The Howard Hughes Center’s new owners Larus Corporation want to take advantage of the influx of residents and office workers into the area and neighboring Playa Vista. They have plans for a $30 million upgrade to make access to the Center more walker friendly. There will be a new crossing for Center Drive, new courtyards with landscaping, the courtyard across from the theaters will become the center of the complex and feature an outdoor screening area and fire pit. And the current building facades will be getting a facelift. There will also be more than 3,200 new multifamily units and a total of more than 1.3 million square feet of office space. Renovations are starting now.
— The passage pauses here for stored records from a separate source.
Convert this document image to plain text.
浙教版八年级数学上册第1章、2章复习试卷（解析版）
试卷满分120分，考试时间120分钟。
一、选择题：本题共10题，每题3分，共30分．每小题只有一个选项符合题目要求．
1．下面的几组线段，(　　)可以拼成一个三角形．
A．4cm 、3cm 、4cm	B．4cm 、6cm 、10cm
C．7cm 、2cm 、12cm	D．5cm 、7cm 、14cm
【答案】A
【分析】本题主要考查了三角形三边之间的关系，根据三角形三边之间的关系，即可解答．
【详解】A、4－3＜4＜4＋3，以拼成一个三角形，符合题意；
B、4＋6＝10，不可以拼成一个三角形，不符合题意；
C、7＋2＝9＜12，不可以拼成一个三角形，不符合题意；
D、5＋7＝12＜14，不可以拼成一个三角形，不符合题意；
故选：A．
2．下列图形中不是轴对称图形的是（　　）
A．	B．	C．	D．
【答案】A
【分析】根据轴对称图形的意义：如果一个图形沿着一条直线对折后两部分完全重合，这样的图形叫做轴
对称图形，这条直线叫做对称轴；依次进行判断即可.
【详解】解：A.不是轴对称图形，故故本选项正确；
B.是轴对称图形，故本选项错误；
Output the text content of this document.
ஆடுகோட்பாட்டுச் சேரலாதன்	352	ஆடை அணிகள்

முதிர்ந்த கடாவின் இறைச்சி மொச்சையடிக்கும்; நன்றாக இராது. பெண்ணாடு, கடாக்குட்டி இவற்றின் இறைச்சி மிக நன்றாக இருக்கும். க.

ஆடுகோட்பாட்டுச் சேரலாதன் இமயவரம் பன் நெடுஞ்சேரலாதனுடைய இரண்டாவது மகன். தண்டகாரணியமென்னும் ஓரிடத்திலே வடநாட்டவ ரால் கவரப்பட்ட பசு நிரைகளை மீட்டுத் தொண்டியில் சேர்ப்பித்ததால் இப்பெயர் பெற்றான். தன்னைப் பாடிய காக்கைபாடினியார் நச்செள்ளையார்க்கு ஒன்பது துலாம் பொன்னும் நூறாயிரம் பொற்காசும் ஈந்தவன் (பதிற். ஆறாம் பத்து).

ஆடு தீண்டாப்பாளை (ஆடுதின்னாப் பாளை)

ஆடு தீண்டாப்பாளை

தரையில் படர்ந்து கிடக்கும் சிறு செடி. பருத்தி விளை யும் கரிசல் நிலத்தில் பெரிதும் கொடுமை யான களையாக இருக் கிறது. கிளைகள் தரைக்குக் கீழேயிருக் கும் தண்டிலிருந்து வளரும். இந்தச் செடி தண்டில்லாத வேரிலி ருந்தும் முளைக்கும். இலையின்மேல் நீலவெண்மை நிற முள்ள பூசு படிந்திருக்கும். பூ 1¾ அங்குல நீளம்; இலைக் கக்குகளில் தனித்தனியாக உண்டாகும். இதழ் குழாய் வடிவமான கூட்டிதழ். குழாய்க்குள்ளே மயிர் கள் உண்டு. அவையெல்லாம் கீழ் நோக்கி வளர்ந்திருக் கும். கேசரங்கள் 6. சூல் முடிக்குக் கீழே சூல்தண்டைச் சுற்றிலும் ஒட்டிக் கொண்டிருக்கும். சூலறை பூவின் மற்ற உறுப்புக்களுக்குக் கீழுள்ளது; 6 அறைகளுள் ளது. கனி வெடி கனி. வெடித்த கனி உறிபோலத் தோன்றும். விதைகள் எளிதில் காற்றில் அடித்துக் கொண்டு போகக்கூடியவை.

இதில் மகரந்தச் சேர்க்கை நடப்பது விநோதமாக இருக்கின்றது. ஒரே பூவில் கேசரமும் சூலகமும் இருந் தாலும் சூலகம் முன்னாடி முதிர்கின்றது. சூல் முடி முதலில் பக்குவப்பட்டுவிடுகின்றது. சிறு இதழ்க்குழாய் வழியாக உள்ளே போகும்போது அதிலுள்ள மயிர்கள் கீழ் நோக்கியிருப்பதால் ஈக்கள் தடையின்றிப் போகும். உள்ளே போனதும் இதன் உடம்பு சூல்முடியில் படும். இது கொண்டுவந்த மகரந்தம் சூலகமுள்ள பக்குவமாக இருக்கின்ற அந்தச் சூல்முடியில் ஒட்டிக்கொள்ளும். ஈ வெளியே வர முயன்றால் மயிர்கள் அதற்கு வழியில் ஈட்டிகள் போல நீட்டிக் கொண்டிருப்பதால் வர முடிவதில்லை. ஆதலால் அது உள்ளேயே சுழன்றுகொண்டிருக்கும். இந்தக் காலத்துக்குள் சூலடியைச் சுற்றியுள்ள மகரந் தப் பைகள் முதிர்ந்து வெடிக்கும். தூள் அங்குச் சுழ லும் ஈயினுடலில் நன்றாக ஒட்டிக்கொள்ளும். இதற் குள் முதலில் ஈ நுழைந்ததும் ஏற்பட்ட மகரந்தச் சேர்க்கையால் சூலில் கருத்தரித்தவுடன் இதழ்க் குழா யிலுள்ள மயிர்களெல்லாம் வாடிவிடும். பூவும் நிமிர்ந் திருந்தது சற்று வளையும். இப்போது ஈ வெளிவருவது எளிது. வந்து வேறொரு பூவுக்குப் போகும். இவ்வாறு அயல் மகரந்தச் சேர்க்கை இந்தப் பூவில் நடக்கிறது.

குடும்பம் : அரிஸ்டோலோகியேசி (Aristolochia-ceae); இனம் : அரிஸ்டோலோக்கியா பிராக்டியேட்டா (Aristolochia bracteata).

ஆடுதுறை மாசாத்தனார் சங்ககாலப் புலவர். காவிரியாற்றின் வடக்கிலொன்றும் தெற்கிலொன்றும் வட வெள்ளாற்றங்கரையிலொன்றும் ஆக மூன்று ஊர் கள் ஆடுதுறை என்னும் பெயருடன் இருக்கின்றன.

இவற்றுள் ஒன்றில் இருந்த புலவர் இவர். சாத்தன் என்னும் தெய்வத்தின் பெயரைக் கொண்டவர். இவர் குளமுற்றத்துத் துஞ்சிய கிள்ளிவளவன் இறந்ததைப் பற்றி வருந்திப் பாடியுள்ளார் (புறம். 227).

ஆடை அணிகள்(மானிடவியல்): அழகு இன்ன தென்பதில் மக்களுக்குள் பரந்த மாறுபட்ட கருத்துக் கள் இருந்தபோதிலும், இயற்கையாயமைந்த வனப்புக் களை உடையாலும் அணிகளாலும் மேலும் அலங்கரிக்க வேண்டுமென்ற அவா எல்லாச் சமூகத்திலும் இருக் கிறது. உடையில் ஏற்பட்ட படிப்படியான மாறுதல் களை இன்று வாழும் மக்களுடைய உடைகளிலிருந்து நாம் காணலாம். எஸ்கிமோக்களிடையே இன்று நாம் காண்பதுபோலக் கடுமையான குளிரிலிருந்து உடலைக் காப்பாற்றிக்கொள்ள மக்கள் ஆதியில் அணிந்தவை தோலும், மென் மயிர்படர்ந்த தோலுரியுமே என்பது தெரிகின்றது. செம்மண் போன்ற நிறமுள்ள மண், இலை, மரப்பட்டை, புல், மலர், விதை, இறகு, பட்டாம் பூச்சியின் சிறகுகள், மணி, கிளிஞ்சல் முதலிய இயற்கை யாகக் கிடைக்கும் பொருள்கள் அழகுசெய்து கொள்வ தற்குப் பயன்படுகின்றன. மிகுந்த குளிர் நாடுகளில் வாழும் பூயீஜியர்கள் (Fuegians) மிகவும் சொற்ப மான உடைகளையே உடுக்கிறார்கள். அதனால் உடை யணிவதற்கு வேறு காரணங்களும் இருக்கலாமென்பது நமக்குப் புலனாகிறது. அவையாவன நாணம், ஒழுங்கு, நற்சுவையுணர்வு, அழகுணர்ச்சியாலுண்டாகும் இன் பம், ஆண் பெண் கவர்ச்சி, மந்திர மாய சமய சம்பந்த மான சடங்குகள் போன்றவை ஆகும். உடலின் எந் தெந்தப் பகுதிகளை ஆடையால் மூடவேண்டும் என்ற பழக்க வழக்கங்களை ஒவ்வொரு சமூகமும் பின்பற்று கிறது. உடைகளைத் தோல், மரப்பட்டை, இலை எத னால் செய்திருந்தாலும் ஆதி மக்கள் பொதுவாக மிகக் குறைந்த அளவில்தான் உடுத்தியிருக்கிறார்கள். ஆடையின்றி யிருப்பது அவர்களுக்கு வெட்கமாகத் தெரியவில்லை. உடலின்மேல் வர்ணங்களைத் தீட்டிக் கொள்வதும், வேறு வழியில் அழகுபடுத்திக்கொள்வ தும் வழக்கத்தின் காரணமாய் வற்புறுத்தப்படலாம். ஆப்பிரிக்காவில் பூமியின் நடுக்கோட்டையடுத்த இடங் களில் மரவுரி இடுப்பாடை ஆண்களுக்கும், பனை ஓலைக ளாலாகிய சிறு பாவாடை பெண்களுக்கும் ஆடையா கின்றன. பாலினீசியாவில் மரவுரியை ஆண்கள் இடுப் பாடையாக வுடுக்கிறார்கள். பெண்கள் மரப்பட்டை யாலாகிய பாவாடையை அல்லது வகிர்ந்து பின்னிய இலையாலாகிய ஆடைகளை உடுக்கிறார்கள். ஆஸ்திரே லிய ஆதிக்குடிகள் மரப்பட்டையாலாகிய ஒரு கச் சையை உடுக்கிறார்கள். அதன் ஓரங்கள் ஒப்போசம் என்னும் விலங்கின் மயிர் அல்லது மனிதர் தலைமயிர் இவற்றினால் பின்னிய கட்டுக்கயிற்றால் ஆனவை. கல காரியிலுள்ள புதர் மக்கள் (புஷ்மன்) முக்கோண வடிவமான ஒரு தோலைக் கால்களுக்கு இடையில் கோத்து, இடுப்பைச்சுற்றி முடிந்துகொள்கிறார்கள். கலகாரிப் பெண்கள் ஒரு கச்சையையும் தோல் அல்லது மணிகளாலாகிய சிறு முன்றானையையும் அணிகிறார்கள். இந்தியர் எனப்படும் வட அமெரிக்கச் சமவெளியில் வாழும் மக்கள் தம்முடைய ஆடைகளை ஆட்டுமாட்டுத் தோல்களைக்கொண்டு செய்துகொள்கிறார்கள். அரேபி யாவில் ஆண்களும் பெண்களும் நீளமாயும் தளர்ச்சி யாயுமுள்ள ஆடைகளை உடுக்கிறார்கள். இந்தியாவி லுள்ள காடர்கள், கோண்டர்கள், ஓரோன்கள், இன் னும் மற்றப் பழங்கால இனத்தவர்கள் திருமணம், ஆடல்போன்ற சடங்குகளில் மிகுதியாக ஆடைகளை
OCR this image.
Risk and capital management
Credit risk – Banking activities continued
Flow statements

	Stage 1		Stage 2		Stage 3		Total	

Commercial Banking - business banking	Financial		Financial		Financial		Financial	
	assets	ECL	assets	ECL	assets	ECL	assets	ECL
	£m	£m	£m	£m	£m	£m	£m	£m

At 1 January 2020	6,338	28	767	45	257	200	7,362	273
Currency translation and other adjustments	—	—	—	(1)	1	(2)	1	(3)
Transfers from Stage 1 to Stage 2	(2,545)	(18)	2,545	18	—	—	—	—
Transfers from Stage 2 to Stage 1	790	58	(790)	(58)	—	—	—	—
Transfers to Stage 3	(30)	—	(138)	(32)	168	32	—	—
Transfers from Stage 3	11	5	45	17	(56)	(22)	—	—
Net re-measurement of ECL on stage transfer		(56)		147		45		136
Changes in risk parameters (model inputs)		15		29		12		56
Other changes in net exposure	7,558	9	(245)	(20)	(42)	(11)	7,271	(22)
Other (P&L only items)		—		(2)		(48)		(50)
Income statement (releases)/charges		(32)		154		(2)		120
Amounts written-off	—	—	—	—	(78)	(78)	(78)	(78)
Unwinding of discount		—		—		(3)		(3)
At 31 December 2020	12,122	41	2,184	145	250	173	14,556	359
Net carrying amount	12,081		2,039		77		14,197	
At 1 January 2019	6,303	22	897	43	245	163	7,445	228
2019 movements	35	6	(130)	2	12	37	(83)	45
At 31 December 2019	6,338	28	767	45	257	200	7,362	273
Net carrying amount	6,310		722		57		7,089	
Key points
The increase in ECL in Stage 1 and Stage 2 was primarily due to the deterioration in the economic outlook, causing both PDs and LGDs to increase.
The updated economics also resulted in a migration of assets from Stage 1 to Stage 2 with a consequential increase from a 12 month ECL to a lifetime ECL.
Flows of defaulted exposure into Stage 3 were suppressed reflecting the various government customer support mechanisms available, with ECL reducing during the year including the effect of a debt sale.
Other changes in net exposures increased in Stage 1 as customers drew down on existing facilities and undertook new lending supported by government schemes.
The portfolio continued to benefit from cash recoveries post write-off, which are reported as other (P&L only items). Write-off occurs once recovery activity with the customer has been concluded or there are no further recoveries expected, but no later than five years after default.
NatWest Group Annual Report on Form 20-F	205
Beverly Hills City Council is revisiting its historic preservation law. The ordinance adopted in 2012 has protected buildings such as Greystone Mansion, The Beverly Hills Hotel, and City Hall. Too late for the iconic Friars club which was demolished in 2011. Proponents of the changes want the City to prevent historic status being given in single family residential neighborhoods by providing such high standards that only a few residences could qualify. However, allowing the ordinance as is makes it easier for non-qualifying residences to possibly receive historic status. It will be interesting to see how this progresses.